It’s four o’clock in the morning. Your baby has woken up crying its lungs out for the fifth time. Soothing the poor teething creature with a common cold back to sleep seems to take forever. Your migraine had already become severe at dinner, and the lack of sleep is causing it to escalate. You are sure it will carry on into the next day. Every shrill cry is like broken glass in your brain, and every movement makes you feel weak, achy, and nauseous. Your ice packs lay warm, strewn across the floor, and your pot of ginger tea has gone cold. You worry about the fact that you will not be able to work tomorrow. When the baby is finally back to sleep, the sun begins to peek through the blinds. You can barely move your heavy arms. You sink into the rocking chair and cry.
I would like to become a parent. Selfishly, I want to experience the love and joy they can offer, and also I think I would have much to offer them. But my plate is already very full with trying to take good care of myself, and when I imagine the types of situations that are challenging to parents under the best of circumstances, I balk in fear.
Parenting with pain
I have friends who live with chronic pain and illness who have chosen to have kids, who parent with all the creativity, resilience, and magic of a superhero. Parenting adds many triggers to their lives, and they find ways to cope, survive, and keep getting out of bed in the morning.
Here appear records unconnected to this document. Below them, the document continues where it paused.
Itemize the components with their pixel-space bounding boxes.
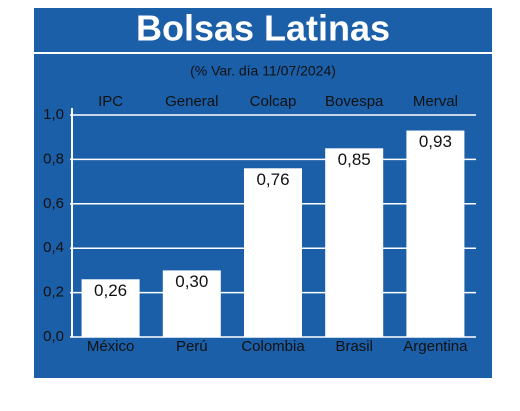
bar [406, 130, 465, 337]
chart-subtitle: (% Var. día 11/07/2024) [190, 63, 336, 79]
value-label: 0,30 [175, 272, 208, 291]
value-label: 0,26 [94, 281, 127, 300]
bar [325, 148, 384, 337]
value-label: 0,76 [256, 170, 289, 189]
index-label: Merval [413, 93, 458, 110]
y-tick-label: 1,0 [43, 106, 64, 123]
bar [244, 168, 302, 337]
y-tick-label: 0,0 [43, 328, 64, 345]
index-label: Colcap [250, 93, 297, 110]
x-tick-label: Perú [176, 338, 208, 355]
bar [162, 270, 221, 337]
index-label: IPC [98, 93, 123, 110]
x-tick-label: Argentina [403, 338, 468, 355]
value-label: 0,85 [338, 150, 371, 169]
x-tick-label: Brasil [335, 338, 373, 355]
value-label: 0,93 [419, 132, 452, 151]
index-label: General [165, 93, 218, 110]
index-label: Bovespa [325, 93, 384, 110]
y-tick-label: 0,2 [43, 284, 64, 301]
y-tick-label: 0,8 [43, 150, 64, 167]
bar [81, 279, 140, 337]
y-tick-label: 0,4 [43, 239, 64, 256]
x-tick-label: Colombia [241, 338, 305, 355]
x-tick-label: México [87, 338, 135, 355]
chart-title: Bolsas Latinas [136, 8, 390, 49]
y-tick-label: 0,6 [43, 195, 64, 212]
I have other friends with chronic pain who have made the definitive choice to not parent: some with sadness, and some without a smidgeon of grief. They have made, or are learning to make peace with the decision, and have prioritized their own physical and mental health over any desire to call a demanding munchkin their own for 24 hours a day. Some of them have wonderful relationships with the children in their life, and some have no desire to forge these connections.
A personal choice
I understand both of these very personal decisions. I would not judge, and better yet would fiercely defend, the rights of a person with disability to make this choice. But making the choice for myself has been a process fraught with longing, hope, grief, doubt, worry, and plenty of late night flip-flopping.
While I’ve been leaning more heavily lately toward becoming a parent, I still have so many questions. How could I possibly manage the process of trying to conceive and then potentially growing a baby if it means I can’t take the many medications that currently help prevent migraine attacks, reduce depression and anxiety, or help manage the pain? And if I become significantly more depressed and prone to frequent panic attacks, how will I cope? I don’t have good answers to these questions. At best, I think I will rally lots of support and find alternative treatments and make it through relatively unscathed. At worst I think I will fall into a scary depression and be unable to function normally for weeks at a time and that this will prevent me from being an effective parent, thus placing an unreasonable burden on my partner.
The adoption option
Experiencing pregnancy and passing on genes are not important to me, so I also frequently entertain the idea of adoption. My body may be more stable with that route, but adoption comes with even greater responsibility. Would preparing for and parenting a child who has experienced trauma be any less challenging than going through a pregnancy?
I know I’m resilient, and I also know trust myself to make the best of whatever path seems right in the coming years. But for me the choice is still anything but clear.
Have you made this decision for yourself? Are you on the fence? What are some of the factors at play?